In comments to this newspaper a week ago, Health Minister Tufton suggested that there has been undue fixation on personalities at the UHWI, including its governors, rather than the “root issues”, which he identified as the hospital’s institutional culture.
“Even with successive boards that are well credentialed … even with those extremely well-credentialed individuals, there seems to have been a normalisation of that (dysfunctional) culture over time, which seems to have accepted some of these activities,” he said.
MISSED THE POINT
Dr Tufton either missed the point, or the plot entirely. True, that the dysfunctional culture, and its attendant crises, persist at UHWI despite the regular changing of governors. Each set was charged with addressing the problem. They failed either because they didn’t have the skills for the job, so were overwhelmed by the undertaking; they allowed themselves to be co-opted by managers, or others who had a stake in the dysfunction; or they were not allowed to fulfil their mandates by policymakers and or their pals.

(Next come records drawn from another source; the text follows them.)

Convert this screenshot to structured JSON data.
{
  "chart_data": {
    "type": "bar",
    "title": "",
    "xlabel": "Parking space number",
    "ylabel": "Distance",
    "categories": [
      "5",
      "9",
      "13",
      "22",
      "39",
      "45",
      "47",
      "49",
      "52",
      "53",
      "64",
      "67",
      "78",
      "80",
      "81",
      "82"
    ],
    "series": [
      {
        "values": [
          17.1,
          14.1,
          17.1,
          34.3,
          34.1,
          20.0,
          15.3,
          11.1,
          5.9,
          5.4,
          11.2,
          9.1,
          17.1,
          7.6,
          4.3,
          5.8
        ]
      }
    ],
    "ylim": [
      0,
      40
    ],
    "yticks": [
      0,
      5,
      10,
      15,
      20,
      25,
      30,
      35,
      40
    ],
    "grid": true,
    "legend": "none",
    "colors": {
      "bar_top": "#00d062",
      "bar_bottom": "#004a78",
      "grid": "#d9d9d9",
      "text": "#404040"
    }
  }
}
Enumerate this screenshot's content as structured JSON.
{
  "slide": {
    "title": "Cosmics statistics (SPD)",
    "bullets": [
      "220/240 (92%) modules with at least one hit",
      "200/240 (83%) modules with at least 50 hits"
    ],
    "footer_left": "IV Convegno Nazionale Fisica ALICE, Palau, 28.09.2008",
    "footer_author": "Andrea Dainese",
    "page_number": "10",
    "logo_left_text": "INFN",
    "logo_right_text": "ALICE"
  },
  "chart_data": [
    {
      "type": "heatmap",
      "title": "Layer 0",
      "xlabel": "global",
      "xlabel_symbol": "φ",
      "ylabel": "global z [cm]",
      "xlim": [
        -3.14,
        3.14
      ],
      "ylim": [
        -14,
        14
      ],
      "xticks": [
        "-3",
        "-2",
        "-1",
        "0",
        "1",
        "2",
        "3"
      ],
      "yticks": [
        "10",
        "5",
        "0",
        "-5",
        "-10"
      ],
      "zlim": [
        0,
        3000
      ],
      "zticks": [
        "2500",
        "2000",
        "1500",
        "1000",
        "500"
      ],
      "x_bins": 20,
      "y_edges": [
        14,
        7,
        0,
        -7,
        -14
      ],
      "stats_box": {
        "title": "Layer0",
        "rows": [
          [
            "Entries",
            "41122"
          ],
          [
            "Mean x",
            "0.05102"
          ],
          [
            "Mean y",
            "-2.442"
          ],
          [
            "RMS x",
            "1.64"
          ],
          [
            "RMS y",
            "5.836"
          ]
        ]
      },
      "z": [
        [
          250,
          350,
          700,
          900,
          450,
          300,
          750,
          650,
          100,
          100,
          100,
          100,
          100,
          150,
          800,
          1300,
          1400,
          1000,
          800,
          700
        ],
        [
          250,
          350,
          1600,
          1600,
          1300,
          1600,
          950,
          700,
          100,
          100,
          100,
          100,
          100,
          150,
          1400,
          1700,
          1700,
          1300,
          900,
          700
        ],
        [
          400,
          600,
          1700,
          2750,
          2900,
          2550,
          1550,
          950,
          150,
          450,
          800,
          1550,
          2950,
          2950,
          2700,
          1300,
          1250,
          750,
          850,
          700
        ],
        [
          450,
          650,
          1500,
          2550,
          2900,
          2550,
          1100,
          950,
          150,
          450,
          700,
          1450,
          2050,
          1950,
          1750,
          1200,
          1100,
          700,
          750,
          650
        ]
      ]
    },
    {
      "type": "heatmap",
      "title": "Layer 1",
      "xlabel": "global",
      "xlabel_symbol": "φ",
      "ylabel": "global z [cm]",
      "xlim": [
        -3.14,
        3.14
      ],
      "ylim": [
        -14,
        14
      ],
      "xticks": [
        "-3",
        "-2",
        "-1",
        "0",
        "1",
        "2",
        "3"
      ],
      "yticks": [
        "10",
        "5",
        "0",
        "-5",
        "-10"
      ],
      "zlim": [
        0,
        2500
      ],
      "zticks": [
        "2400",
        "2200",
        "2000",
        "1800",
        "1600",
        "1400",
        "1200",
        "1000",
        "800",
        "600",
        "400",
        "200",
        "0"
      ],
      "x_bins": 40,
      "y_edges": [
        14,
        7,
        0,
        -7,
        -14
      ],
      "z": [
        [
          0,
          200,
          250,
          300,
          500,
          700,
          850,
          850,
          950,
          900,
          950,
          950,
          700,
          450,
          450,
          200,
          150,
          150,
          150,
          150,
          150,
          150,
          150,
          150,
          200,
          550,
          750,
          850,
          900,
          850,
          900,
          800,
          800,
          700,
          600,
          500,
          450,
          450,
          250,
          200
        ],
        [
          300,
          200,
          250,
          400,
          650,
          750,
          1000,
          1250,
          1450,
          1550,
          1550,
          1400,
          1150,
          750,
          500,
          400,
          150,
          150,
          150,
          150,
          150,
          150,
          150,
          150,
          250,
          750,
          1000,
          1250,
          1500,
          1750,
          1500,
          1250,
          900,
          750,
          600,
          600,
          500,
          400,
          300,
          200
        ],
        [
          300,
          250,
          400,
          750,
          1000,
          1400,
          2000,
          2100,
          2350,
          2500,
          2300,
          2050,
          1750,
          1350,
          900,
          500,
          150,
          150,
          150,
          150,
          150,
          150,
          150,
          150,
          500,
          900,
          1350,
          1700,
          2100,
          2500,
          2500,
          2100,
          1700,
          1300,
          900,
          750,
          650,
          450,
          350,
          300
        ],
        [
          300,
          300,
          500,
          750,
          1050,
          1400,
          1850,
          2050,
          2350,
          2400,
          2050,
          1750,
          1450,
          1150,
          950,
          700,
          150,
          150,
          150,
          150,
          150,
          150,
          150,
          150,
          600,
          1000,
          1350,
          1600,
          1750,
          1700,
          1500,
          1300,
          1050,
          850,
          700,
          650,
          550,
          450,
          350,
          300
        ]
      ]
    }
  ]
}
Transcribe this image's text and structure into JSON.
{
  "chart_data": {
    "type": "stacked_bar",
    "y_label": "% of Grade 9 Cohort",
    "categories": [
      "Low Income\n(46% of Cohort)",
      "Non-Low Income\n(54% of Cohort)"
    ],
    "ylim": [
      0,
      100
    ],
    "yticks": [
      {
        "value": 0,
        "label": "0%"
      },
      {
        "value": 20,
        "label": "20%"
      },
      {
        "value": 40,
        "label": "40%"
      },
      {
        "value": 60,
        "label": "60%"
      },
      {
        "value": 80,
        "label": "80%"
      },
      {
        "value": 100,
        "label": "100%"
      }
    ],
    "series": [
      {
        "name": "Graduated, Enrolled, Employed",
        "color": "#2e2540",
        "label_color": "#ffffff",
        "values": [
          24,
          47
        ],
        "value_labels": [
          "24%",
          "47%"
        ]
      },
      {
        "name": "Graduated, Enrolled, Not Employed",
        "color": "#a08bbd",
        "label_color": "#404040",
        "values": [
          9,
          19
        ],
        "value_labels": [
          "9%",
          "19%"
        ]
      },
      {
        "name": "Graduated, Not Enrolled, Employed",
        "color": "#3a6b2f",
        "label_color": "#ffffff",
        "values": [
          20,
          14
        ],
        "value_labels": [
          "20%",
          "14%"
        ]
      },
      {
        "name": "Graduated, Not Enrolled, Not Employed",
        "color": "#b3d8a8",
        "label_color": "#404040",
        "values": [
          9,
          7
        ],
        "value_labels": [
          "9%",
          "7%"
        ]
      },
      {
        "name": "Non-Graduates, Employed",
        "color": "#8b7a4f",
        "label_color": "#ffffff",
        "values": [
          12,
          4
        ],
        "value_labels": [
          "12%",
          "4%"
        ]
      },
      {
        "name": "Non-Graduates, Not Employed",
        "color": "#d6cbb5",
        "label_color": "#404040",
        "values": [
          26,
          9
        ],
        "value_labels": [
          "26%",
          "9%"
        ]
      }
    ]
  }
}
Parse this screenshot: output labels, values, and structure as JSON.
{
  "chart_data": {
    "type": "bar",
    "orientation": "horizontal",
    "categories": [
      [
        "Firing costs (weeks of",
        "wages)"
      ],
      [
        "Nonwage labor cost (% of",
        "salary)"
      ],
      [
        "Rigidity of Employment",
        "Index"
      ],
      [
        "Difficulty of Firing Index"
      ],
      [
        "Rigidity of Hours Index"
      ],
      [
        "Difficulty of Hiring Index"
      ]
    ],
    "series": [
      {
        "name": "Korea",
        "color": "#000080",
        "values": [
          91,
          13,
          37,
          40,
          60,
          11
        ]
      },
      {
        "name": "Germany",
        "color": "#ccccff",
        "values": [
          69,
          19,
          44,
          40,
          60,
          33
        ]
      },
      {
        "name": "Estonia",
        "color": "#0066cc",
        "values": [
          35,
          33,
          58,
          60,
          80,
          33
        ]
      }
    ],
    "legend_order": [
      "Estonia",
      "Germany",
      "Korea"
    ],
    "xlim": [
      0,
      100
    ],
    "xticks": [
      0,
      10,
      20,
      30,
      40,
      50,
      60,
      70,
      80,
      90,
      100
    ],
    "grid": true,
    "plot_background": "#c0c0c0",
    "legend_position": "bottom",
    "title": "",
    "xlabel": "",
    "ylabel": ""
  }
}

The latter is the claim of Wayne Chai Chong, who had a short stint as chairman of the hospital board. Mr Chai Chong suggested that he was pressured into a resignation in 2023 when he started to make structural changes, including attempting to hire top quality management and insisted that the hospital collected outstanding debts. The counter argument was that Mr Chai Chong, and some members of his board, engendered personality conflicts.
Institutional cultures change with leaders and policymakers first accepting that there is a problem to be fixed and giving organisational leaders specific mandates, and the appropriate freedom to effect those changes, which must be executed with transparency and accountability, including of themselves.
Obviously, the mandate must be reasonable, its expected outcomes and timelines clearly articulated and understood across the organisation, and the penalties for under-performance or failure known. While the top bosses remain accountable for outcomes, they can’t outsource the responsibility for change to low-rung managers. It’s the bosses’ role to identify and eliminate mediocrity and other potential drags on transformation.
If they fail, that failure is theirs, unless there is compelling evidence they didn’t have the support of more potent, primarily external forces, to fulfil the mission.